More details here: Interface implementations and multiple inheritance in C++

Well, whatever you are describing isn’t an interface, so that’s rather confusing. In normal OO concepts, an interface has no functionality of it’s own, so the C++ equivalent is a class with only pure virtual methods, so given your (1) and (2) what I think you are describing is just a base class.

Now when you are defining a class hierarchy there are many ways of going wrong, and in general, coming up with hard and fast rules tends to cause trouble - it’s much better to have guiding principals but to know when to break them.


Thanks @DEADBEEF in the meanwhile I collected more experience using C++, which also led me to virtual inheritance.

My main grief still is that C++ isn’t actually supporting the OO patterns I regularly use to tame big projects, where class trees can go 10+ levels deep. Strict static typing puts an inconvenient limit on writing generic code. So I end up with heavy use of templates, which is cool, but essentially duplicates the same code over and over, only to make simple generic algorithms work with a wide range of objects. Hence my desire to leverage multiple inheritance to the max.

@cesare Yes it’s a lean base class, not an interface in its original sense. And yes, there are many ways of doing a class hierarchy wrong. Only that in C++ the re-doing of a failed attempt is more painful than, for example Smalltalk, where a class tree can be completely reorganized within minutes, mostly by drag & drop.

Allowing multiple inheritence makes the rules about function overloads and virtual dispatch decidedly more tricky, as well as the language implementation around object layouts. These impact language designers/implementors quite a bit, and raise the already high bar to get a language done, stable and adopted.

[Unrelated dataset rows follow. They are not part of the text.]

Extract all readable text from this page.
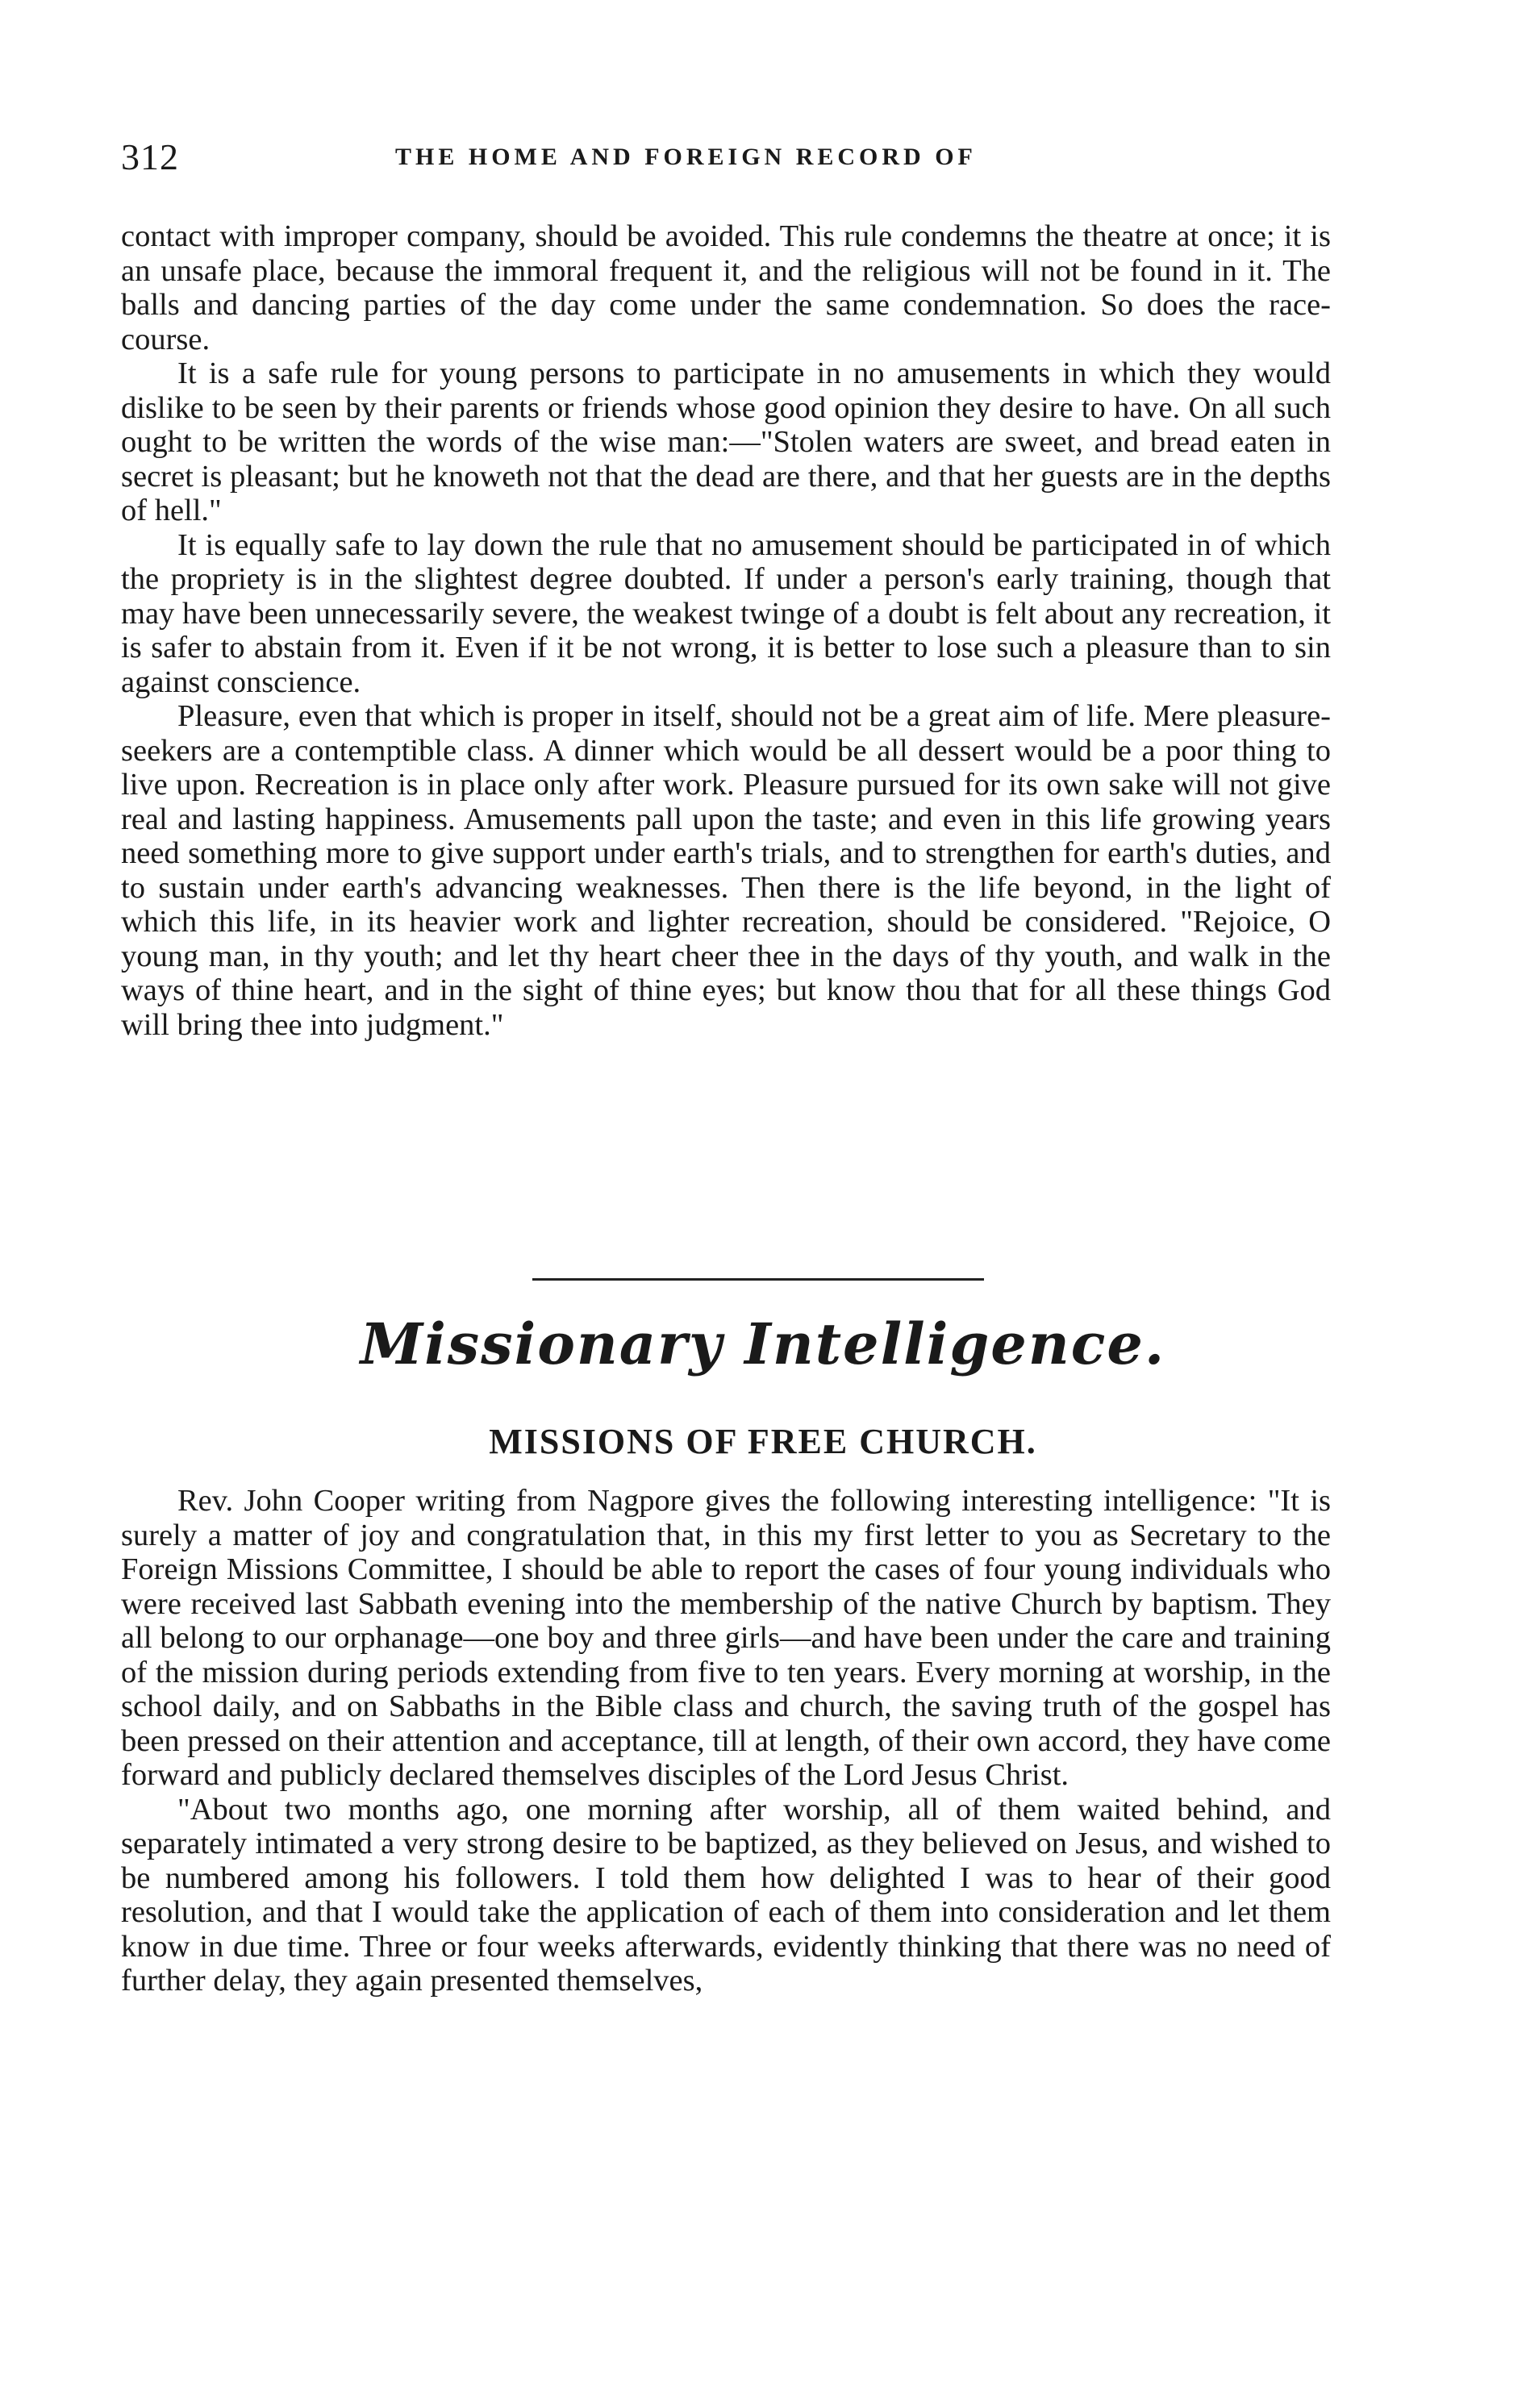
312	THE HOME AND FOREIGN RECORD OF

contact with improper company, should be avoided. This rule condemns the theatre at once; it is an unsafe place, because the immoral frequent it, and the religious will not be found in it. The balls and dancing parties of the day come under the same condemnation. So does the race-course.

It is a safe rule for young persons to participate in no amusements in which they would dislike to be seen by their parents or friends whose good opinion they desire to have. On all such ought to be written the words of the wise man:—"Stolen waters are sweet, and bread eaten in secret is pleasant; but he knoweth not that the dead are there, and that her guests are in the depths of hell."

It is equally safe to lay down the rule that no amusement should be participated in of which the propriety is in the slightest degree doubted. If under a person's early training, though that may have been unnecessarily severe, the weakest twinge of a doubt is felt about any recreation, it is safer to abstain from it. Even if it be not wrong, it is better to lose such a pleasure than to sin against conscience.

Pleasure, even that which is proper in itself, should not be a great aim of life. Mere pleasure-seekers are a contemptible class. A dinner which would be all dessert would be a poor thing to live upon. Recreation is in place only after work. Pleasure pursued for its own sake will not give real and lasting happiness. Amusements pall upon the taste; and even in this life growing years need something more to give support under earth's trials, and to strengthen for earth's duties, and to sustain under earth's advancing weaknesses. Then there is the life beyond, in the light of which this life, in its heavier work and lighter recreation, should be considered. "Rejoice, O young man, in thy youth; and let thy heart cheer thee in the days of thy youth, and walk in the ways of thine heart, and in the sight of thine eyes; but know thou that for all these things God will bring thee into judgment."

Missionary Intelligence.
MISSIONS OF FREE CHURCH.

Rev. John Cooper writing from Nagpore gives the following interesting intelligence: "It is surely a matter of joy and congratulation that, in this my first letter to you as Secretary to the Foreign Missions Committee, I should be able to report the cases of four young individuals who were received last Sabbath evening into the membership of the native Church by baptism. They all belong to our orphanage—one boy and three girls—and have been under the care and training of the mission during periods extending from five to ten years. Every morning at worship, in the school daily, and on Sabbaths in the Bible class and church, the saving truth of the gospel has been pressed on their attention and acceptance, till at length, of their own accord, they have come forward and publicly declared themselves disciples of the Lord Jesus Christ.

"About two months ago, one morning after worship, all of them waited behind, and separately intimated a very strong desire to be baptized, as they believed on Jesus, and wished to be numbered among his followers. I told them how delighted I was to hear of their good resolution, and that I would take the application of each of them into consideration and let them know in due time. Three or four weeks afterwards, evidently thinking that there was no need of further delay, they again presented themselves,
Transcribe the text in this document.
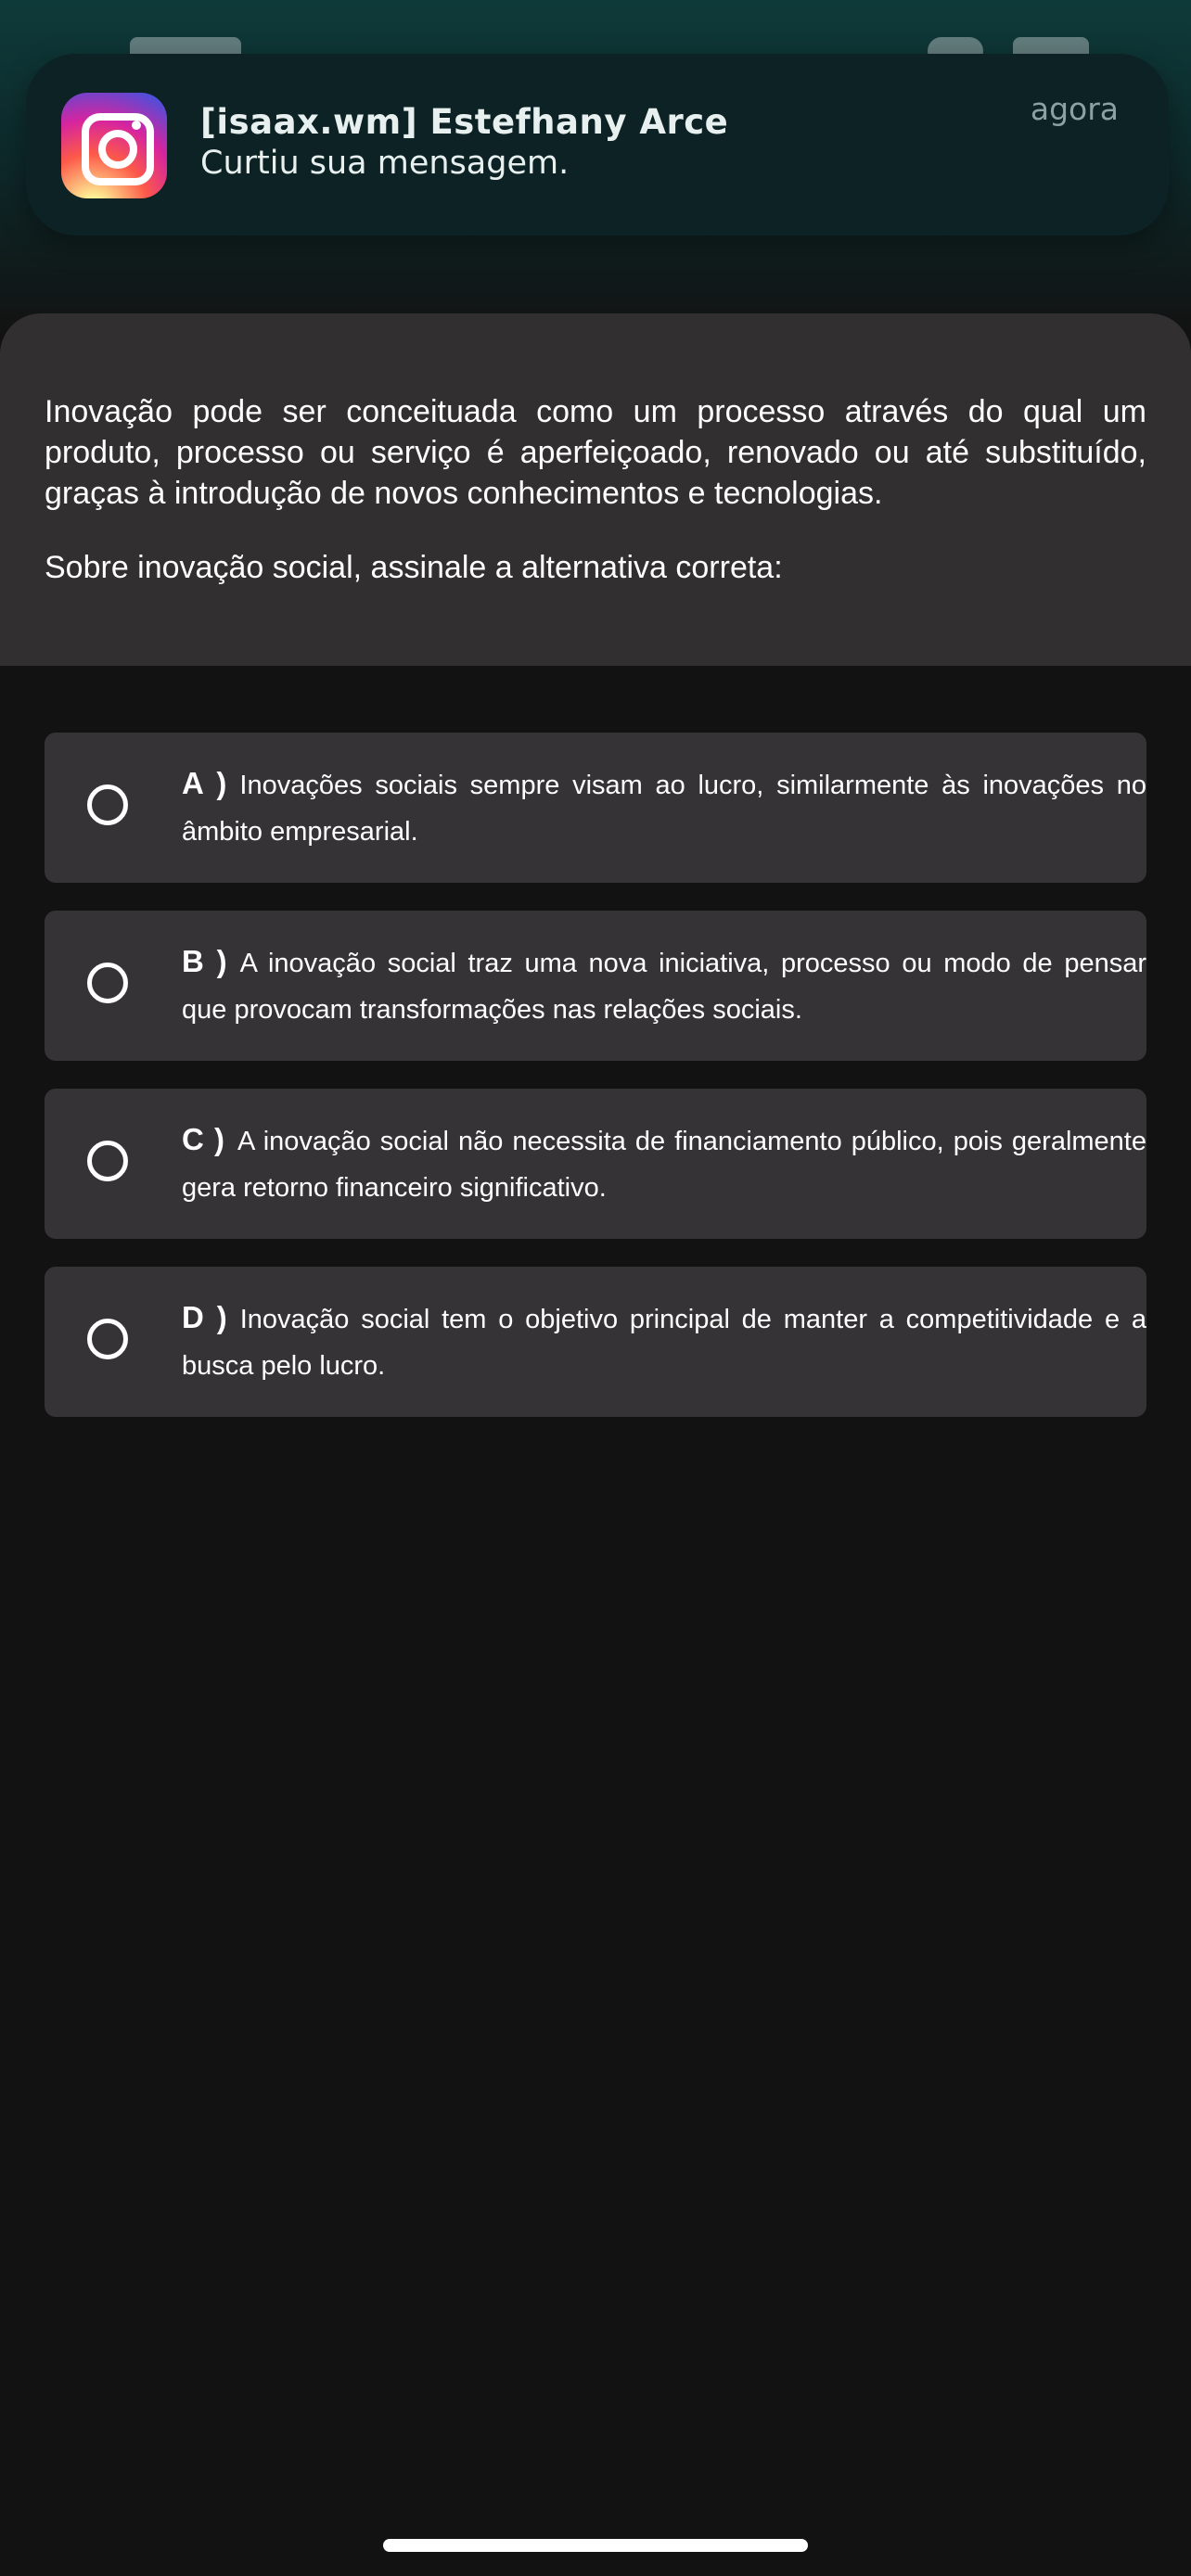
[isaax.wm] Estefhany Arce
Curtiu sua mensagem.
agora
Inovação pode ser conceituada como um processo através do qual um produto, processo ou serviço é aperfeiçoado, renovado ou até substituído, graças à introdução de novos conhecimentos e tecnologias.
Sobre inovação social, assinale a alternativa correta:
A ) Inovações sociais sempre visam ao lucro, similarmente às inovações no âmbito empresarial.
B ) A inovação social traz uma nova iniciativa, processo ou modo de pensar que provocam transformações nas relações sociais.
C ) A inovação social não necessita de financiamento público, pois geralmente gera retorno financeiro significativo.
D ) Inovação social tem o objetivo principal de manter a competitividade e a busca pelo lucro.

It is simple to think this way, if class A inherits from multiple classes, then the class A will have the same grandparent class multiple times, this means the code will be complicated and a series of bugs will go unacknowledged. Personally, I think multiple inheritance has a bad rap, and that a well done system of trait style composition would be really powerful/useful… but there are a lot of ways that it can be implemented badly, and a lot of reasons it’s not a good idea in a language like C++.